Focal Point (Khatami, Seiffouri, 2009) adalah wakil Malaysia dalam program SEA Scope, pemutaran film-film Asia Tenggara di Rumah Buku/Kineruku. Kali ini keluarga merupakan tema besarnya. Programmer acara, Elida Tamalagi, berujar, “Masyarakat Asia Tenggara sangat kental dengan kehidupan keluarganya. Keluarga menjadi pertahanan terakhir kita dalam menghadapi berbagai isu-isu yang beredar, termasuk globalisasi.” SEA Scope ingin mengajak penonton mengamati bagaimana kehidupan berkeluarga mereka direpresentasikan di film-film yang ditayangkan. Pemutaran film ini terselenggara berkat kerjasama Kineruku dan Kinoki.
Jumat malam (6/8), pemutaran Ang Nerseri (Acedillo Jr., 2009) membuka program SEA Scope di Bandung. “Film ini menampilkan keluarga dengan anggota yang cukup lengkap,” ujar Elida. Film feature produksi Filipina ini bercerita tentang keluarga seorang janda beranak empat. Tiga di antaranya memiliki gangguan mental menurun. Hanya si bungsu Cocoy yang masih kelihatan waras. Meskipun hidup berkecukupan, keluarga ini kerap tersudutkan setiap kali mencoba berbaur dengan lingkungan di sekitarnya. Koleksi anggrek menjadi pelarian bagi sang ibu. Si anak bungsu mesti melewati masa pubertasnya sendirian. Suatu hari ibunya meninggalkan rumah, Cocoy pun mendapat beban berat mengurusi kakak-kakaknya.

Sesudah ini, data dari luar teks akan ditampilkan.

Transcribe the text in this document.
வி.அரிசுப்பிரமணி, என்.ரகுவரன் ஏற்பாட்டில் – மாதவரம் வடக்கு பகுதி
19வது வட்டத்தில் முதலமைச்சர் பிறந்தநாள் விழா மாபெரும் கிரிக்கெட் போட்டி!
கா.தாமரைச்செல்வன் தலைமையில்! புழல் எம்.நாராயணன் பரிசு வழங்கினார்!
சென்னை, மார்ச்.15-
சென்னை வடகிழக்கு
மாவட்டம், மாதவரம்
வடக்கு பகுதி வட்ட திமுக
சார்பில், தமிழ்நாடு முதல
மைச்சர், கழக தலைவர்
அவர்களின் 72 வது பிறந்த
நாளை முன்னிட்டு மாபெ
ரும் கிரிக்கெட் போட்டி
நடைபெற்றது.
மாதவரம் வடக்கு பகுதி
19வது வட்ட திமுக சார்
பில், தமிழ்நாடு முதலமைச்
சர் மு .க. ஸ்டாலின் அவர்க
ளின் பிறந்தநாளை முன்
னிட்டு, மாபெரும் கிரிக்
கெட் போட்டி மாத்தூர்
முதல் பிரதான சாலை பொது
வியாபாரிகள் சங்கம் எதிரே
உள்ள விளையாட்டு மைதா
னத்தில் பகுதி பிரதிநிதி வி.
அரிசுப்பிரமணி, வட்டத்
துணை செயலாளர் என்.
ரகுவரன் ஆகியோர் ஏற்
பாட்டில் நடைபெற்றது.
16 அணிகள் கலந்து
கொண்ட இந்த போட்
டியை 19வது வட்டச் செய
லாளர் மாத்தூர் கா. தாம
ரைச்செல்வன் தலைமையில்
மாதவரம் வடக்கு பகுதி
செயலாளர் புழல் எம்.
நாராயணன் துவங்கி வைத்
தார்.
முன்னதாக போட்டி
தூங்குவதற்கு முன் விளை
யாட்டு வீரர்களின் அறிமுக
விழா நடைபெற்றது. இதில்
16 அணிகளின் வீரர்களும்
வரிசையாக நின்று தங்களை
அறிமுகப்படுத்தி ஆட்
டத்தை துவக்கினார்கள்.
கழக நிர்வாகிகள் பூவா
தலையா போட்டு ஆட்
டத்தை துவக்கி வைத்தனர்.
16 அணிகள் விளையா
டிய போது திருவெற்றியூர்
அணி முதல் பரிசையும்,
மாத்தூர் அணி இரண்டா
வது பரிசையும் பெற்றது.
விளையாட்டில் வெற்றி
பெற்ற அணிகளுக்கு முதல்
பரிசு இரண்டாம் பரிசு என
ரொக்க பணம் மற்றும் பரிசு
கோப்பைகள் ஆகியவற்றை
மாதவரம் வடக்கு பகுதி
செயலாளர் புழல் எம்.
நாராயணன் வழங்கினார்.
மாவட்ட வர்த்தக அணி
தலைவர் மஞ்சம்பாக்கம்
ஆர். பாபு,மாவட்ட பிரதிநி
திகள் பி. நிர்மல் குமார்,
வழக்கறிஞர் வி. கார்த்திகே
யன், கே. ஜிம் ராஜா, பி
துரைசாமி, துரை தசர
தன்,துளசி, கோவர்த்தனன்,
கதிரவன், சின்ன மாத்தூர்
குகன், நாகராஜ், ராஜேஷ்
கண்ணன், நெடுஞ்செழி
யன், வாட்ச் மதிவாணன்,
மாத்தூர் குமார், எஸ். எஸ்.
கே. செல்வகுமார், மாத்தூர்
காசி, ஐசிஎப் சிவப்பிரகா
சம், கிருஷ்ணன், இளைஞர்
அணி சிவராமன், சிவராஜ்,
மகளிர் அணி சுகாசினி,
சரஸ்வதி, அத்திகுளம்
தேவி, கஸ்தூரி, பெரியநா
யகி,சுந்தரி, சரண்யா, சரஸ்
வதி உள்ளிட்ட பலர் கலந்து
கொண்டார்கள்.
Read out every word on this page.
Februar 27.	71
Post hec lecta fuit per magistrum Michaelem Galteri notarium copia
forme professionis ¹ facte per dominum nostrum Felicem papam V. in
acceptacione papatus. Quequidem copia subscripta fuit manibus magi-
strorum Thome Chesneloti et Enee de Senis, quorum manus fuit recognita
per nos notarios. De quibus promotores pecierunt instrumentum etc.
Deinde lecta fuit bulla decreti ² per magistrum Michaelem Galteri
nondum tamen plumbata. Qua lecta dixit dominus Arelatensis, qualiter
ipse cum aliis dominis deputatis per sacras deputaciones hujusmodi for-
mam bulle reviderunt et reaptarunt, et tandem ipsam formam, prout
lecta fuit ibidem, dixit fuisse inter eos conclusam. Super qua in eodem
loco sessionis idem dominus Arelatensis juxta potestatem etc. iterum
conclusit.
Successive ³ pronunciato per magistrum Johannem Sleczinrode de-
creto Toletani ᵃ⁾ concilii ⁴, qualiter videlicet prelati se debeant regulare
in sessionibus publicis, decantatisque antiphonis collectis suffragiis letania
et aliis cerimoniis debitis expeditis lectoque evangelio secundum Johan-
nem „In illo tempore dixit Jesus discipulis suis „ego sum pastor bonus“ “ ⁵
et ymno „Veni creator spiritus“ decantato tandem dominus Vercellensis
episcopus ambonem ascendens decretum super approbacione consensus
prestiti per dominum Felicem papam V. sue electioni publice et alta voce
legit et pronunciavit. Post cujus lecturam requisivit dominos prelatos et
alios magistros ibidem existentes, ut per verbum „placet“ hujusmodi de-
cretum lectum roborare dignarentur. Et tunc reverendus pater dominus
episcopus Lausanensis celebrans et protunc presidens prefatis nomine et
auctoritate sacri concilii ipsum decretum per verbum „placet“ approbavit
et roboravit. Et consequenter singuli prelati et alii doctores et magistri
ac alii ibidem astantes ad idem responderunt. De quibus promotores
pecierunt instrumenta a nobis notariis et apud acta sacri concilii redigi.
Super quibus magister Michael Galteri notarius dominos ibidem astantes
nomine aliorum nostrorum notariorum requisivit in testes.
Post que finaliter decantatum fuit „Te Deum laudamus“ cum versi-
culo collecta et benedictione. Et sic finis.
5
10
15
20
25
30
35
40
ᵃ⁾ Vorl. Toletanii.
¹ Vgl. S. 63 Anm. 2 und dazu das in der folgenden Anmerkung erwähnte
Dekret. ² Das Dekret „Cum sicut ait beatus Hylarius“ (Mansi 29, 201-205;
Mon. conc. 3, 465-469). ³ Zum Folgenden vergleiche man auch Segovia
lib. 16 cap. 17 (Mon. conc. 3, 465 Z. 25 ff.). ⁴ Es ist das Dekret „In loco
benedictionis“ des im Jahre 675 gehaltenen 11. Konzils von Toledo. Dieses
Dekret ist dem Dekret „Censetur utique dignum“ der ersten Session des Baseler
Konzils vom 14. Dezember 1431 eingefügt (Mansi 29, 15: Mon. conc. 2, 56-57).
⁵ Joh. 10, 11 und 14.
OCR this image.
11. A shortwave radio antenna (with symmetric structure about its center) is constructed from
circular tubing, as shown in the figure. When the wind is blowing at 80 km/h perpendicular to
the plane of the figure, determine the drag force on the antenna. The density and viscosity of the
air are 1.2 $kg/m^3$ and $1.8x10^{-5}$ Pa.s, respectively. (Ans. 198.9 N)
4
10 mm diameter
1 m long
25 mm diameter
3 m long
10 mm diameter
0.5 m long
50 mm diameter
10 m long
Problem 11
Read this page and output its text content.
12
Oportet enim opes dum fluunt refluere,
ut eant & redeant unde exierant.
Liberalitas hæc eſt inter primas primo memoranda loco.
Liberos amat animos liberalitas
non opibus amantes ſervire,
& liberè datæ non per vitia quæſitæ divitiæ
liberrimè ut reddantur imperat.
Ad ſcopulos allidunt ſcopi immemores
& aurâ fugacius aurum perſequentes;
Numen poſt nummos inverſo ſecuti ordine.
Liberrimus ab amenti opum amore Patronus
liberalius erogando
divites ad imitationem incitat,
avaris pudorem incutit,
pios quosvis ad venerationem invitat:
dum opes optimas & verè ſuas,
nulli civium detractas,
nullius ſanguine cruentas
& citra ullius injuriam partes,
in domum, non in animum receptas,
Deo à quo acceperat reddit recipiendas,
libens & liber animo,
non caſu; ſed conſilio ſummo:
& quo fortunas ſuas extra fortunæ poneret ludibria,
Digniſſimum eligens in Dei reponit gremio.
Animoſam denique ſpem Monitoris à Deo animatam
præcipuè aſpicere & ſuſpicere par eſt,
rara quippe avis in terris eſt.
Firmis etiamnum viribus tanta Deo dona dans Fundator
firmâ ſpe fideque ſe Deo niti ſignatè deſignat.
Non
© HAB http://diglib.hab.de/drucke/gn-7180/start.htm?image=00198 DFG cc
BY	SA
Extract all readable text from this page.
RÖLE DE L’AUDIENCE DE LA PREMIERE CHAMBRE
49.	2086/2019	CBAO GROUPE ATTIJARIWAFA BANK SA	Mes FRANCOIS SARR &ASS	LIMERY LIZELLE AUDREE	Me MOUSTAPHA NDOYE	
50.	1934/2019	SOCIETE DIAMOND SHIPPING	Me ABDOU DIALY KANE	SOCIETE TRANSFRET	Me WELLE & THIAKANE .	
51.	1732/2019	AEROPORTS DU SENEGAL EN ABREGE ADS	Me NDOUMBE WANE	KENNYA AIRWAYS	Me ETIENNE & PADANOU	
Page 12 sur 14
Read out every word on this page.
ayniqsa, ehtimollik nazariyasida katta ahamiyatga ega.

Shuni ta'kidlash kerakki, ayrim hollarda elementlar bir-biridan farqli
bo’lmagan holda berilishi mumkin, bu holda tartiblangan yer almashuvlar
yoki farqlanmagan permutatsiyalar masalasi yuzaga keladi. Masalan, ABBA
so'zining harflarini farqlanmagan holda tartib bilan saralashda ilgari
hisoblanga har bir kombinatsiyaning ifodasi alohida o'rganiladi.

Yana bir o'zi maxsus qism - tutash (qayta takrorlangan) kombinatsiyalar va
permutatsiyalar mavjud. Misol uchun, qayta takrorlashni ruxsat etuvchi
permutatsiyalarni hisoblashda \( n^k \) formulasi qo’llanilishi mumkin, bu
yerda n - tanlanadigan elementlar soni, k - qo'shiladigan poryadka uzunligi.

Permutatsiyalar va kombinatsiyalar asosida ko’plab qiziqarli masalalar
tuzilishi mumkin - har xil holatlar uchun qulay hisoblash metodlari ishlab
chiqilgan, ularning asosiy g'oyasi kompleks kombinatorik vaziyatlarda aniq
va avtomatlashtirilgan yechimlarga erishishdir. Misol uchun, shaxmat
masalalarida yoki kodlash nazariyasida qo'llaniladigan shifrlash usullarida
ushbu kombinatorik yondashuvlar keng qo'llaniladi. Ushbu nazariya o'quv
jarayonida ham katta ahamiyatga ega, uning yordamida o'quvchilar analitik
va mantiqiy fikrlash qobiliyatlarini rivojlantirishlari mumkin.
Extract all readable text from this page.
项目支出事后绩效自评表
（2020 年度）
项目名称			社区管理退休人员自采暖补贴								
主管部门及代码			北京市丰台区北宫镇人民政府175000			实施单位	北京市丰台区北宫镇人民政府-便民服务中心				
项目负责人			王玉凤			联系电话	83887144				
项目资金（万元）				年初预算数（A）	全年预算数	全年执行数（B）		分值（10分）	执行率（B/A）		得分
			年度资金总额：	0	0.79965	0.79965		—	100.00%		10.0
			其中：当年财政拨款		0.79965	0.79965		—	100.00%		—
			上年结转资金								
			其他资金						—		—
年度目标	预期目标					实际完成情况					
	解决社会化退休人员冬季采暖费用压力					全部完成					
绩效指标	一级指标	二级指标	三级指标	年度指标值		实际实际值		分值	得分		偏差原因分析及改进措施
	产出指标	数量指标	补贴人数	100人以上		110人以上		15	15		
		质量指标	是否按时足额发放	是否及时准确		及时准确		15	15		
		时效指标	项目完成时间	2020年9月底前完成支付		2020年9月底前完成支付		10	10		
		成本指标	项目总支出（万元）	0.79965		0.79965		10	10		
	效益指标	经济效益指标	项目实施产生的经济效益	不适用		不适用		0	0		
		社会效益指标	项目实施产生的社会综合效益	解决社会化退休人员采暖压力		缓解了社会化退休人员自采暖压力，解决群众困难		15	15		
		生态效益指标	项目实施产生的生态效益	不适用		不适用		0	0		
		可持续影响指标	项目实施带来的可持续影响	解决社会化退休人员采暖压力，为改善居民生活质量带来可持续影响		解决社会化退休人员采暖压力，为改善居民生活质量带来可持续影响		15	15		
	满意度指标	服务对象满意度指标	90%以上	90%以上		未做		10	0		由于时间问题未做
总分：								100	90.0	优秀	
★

Menonton Ang Nerseri, sulit untuk tidak memperhatikan warna-warnanya. Hingga menjelang akhir film, penonton hanya melihat warna hitam, putih, biru dan hijau. Kesannya muram. Alur film bergulir dari satu kemalangan ke kemalangan yang lain, tetapi tak ditemukan alasan yang jelas mengapa kemalangan itu memang perlu. Meski demikian, ada sebuah adegan berkesan di mana kamera menyorot dua ruangan sekaligus. Di ruang keluarga si ibu berbicara di telepon, sementara di kamarnya Cocoy mendengarkan dengan wajah yang tak terlalu senang. Walaupun hanya dipisahkan tembok tipis, terbentang jarak nyata di antara mereka. Film ini pernah diputar pada Cinemalaya Phillipine Independent Film Festival.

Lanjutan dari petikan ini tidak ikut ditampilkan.